The report, which was commissioned by the United Kingdom government, according to its High Commissioner in Nigeria, Catriona Laing, was meant “to better understand the risk to the UK from illicit finance in West Africa.
We will now consider the report’s finding and take a view on what if any further action is required”.
Page’s report also accused the UK government of reluctance to acknowledge the shortcomings of its anti-money laundering policies or learn lessons from recent anti-corruption failures, especially as many UK schools are clearly complicit in matriculating students linked to known or even convicted “kleptocrats”.

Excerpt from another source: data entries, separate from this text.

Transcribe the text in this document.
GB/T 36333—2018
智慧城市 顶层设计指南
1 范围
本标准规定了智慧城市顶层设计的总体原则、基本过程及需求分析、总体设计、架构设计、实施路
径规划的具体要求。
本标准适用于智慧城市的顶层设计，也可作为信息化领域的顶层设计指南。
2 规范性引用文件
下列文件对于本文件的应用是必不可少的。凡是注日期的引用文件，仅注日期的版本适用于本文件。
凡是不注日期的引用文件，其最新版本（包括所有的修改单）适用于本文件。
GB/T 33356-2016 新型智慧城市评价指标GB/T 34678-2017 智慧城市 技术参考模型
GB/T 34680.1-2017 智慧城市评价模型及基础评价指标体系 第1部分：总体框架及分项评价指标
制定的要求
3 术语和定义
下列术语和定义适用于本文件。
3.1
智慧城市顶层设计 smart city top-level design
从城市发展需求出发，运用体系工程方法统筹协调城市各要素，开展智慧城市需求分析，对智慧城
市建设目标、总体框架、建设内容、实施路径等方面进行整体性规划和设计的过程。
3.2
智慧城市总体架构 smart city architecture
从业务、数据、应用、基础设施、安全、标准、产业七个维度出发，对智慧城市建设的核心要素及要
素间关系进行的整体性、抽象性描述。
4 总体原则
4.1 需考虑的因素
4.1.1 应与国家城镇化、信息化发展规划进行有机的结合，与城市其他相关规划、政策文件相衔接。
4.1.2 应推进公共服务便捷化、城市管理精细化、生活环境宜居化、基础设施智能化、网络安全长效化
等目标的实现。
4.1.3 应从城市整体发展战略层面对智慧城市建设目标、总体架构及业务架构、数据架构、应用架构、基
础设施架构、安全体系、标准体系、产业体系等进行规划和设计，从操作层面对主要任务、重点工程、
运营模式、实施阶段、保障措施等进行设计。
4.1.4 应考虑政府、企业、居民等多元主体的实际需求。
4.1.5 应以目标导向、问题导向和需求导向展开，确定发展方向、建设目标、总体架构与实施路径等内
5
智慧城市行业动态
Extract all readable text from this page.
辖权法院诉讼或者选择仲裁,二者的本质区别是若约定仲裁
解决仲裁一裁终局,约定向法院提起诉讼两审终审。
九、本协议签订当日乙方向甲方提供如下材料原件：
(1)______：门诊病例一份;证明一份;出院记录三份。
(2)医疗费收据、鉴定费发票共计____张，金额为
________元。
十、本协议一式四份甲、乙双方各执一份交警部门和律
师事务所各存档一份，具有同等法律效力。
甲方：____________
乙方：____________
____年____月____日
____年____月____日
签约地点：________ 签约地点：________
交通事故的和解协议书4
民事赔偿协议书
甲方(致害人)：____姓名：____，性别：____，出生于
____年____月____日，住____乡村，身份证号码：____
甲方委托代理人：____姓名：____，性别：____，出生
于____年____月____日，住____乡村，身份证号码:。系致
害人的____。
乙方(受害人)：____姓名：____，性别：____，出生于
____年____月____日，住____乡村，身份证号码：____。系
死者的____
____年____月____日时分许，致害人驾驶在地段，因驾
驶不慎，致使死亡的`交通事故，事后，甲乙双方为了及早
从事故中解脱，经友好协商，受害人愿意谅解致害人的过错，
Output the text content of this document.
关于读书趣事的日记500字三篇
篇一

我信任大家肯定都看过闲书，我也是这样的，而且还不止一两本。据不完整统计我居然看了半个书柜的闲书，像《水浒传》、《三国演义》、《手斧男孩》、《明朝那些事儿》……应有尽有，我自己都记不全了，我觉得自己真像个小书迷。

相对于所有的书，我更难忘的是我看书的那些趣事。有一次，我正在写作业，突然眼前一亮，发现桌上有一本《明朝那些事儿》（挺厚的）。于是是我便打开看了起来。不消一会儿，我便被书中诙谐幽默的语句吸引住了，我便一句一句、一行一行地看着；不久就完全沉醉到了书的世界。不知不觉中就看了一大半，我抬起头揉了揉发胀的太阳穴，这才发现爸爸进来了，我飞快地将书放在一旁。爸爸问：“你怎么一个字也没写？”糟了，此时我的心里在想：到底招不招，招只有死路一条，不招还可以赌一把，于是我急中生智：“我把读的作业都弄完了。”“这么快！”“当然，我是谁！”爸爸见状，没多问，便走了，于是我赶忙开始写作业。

We are waiting to see exactly what the UK government is going to do about this unwholesome finding which hurts both the UK and the victim countries. Nigeria bears the main brunt of public treasury fleecing to educate the children of PEPs abroad while virtually abandoning public-funded education.
We suggest they start by monitoring the sources of funds being used to pay for the children and wards of these Nigerian PEPs and consider rusticating/deporting any student being sponsored with stolen or illicit public funds.
The UK has an obligation to show its sincerity in commissioning the inquiry by the resolve with which it deals with the proven cases of money laundering.
In spite of the much-vaunted “anti-corruption wars” in Nigeria, the country has almost lost its capacity to bring culprits to book because of the nature of the system we run.
Without the assistance of developed countries and international bodies, corruption in the topmost political circles in Nigeria virtually has no deterrence.
The deterioration in the quality of education in Nigerian schools is greatly responsible for the poverty, underdevelopment and growing instability in Nigeria.
It also affects advanced countries like the UK by way of the quantum of unwanted emigrants seeking better life.
It is in the UK’s interest that Nigerian leaders are encouraged to educate the bulk of their children in well-funded and run domestic schools.